For his part, King denies bearing a grudge, saying the only thing he wanted was the permanent revocation of Smith's.driver's license. "What he took from me-my time, my peace of mind, and my ease of body—are simply gone, and no court action can bring them back," King wrote in a Jan. 4 letter to the court, which expressed his concern that Smith might someday "hurt someone else, or even kill someone." King characterized the plea arrangement, which calls for Smith's license to be suspended for one year, as "irresponsible public business."
Nonetheless, King is struggling to get his life back to the way it was before the accident. "Steve writes every day and got back to that routine as quickly as he possibly could, which wasn't all that quickly," says Chuck Verrill, King's longtime editor. Since August, the author—who is set to sign a new contract for at least two books—has completed a novella, some short stories and a part-memoir, part-how-to book titled On Writing. In addition, King and Peter Straub are now getting started on a sequel to their 1984 bestseller The Talisman. "You can just see a change in Stephen's whole attitude, where he is starting to get focused and get back to business," says King's lawyer Warren Silver.
At the Green Mile premiere in Manhattan on Dec. 9, King told reporters he was "doing well." But he looked gaunt and pale. On doctor's orders, he and Tabitha—who went to Boston for much of the fall to be near their son Joe, 27, and 9-month-old grandchild Ethan—are wintering in Florida with daughter Naomi, 29. "Stephen can get more exercise there and not worry about falling on ice," says Silver. "He's going to try to start putting weight on that leg to see how well it holds up.
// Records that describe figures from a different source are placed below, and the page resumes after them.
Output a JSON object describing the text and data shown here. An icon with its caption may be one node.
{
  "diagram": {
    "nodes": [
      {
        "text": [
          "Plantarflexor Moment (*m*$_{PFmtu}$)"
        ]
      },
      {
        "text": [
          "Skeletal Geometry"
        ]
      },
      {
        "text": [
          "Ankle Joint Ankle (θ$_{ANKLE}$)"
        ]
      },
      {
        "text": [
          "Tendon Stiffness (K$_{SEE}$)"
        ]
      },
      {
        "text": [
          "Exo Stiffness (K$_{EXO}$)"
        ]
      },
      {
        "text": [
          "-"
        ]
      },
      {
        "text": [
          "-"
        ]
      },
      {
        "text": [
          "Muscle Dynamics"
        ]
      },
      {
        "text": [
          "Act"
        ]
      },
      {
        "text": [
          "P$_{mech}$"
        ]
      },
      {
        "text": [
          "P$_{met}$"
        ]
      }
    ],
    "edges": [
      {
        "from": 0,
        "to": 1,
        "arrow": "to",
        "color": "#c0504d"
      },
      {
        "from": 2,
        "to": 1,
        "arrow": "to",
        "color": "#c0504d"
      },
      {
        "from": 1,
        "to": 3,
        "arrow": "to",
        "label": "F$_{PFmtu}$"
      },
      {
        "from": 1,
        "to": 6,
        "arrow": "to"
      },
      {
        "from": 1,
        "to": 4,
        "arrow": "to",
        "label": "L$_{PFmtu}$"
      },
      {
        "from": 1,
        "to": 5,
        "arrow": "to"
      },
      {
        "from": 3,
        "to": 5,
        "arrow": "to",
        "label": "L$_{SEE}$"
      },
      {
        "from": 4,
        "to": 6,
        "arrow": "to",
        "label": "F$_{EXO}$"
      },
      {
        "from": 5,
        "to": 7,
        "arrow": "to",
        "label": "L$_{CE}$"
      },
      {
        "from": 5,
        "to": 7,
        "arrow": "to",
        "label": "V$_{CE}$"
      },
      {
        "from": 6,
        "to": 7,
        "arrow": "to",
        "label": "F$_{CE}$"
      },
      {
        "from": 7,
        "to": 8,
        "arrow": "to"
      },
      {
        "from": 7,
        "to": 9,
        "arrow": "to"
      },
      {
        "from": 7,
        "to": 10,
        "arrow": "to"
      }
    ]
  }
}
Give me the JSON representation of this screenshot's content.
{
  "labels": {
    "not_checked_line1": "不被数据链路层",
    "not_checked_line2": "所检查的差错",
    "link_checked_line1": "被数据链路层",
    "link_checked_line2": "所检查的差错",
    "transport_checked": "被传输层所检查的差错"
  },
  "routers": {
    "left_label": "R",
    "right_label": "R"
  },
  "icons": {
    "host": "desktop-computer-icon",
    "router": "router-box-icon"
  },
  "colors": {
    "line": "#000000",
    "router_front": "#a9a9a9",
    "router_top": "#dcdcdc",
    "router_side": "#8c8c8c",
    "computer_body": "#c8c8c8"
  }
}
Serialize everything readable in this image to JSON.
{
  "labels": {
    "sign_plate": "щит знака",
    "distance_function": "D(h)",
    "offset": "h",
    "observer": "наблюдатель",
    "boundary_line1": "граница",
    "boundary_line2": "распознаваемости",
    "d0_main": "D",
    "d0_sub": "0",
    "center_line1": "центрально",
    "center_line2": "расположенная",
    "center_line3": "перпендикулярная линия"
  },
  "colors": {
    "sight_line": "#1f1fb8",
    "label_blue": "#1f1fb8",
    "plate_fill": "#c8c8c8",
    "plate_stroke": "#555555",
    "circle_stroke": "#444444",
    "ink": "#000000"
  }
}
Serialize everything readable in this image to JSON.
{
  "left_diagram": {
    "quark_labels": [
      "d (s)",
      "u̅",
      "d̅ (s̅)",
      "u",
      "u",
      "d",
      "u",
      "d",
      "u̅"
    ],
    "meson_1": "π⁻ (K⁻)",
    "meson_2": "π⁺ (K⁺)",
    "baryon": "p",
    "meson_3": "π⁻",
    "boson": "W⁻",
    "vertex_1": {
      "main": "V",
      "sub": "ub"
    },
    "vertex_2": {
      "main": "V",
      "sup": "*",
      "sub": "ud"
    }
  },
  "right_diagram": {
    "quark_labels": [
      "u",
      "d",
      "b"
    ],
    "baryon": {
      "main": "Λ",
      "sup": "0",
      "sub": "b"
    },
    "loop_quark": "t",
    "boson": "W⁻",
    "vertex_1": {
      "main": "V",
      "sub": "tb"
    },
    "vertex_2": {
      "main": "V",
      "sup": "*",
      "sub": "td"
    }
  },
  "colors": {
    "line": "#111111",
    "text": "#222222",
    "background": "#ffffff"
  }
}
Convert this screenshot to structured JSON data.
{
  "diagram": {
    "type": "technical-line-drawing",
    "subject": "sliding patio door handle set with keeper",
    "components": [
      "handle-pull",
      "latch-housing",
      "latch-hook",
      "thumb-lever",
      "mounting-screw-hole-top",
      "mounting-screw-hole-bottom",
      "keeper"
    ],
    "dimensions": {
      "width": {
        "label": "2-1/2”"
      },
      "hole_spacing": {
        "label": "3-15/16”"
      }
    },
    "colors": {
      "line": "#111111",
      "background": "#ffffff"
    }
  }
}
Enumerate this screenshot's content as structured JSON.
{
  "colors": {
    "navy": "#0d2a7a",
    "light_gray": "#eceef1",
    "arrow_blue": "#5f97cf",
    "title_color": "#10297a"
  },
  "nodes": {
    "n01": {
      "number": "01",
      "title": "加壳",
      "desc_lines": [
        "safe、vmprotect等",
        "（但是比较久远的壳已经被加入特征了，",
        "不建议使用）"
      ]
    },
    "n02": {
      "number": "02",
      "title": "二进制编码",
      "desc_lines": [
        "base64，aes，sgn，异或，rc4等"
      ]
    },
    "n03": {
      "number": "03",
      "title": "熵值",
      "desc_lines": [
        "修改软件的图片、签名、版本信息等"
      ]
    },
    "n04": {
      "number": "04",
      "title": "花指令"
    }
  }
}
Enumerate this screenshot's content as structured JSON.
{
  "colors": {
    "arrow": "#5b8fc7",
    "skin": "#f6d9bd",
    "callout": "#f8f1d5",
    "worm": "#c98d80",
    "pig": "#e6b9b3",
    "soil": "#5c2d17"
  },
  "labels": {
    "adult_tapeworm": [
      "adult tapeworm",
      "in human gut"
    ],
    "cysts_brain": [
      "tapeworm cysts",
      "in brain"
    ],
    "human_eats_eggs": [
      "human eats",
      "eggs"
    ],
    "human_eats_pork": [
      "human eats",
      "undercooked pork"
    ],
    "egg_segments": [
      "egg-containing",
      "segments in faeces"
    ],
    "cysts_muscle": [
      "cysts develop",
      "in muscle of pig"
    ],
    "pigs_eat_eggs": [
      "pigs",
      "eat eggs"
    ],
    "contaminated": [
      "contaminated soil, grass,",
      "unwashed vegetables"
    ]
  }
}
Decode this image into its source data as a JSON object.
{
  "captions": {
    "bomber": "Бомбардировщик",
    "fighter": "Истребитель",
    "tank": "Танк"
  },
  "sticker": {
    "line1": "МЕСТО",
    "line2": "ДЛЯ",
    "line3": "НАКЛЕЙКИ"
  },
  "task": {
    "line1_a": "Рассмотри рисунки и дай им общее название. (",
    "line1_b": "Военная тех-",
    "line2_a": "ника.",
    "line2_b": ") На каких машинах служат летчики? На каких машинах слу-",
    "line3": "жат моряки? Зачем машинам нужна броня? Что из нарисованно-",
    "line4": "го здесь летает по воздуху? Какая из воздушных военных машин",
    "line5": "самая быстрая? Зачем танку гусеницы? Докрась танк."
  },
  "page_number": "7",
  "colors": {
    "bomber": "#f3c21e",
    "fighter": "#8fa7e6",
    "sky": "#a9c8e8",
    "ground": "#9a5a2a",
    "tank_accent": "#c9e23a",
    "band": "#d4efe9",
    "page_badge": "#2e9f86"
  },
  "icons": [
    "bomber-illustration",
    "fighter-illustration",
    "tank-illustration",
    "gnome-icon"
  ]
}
He's far from out of the woods yet."
The same may be true for Smith, since King is considering filing a civil suit. As for that infamous Dodge van, Silver bought it from Smith for $1,500 to keep it out of the hands of souvenir hunters. "Eventually it will be destroyed," the lawyer says. Asked about his client's vow to take a sledgehammer to it as soon as he's able, Silver adds, "Knowing Stephen, he probably will."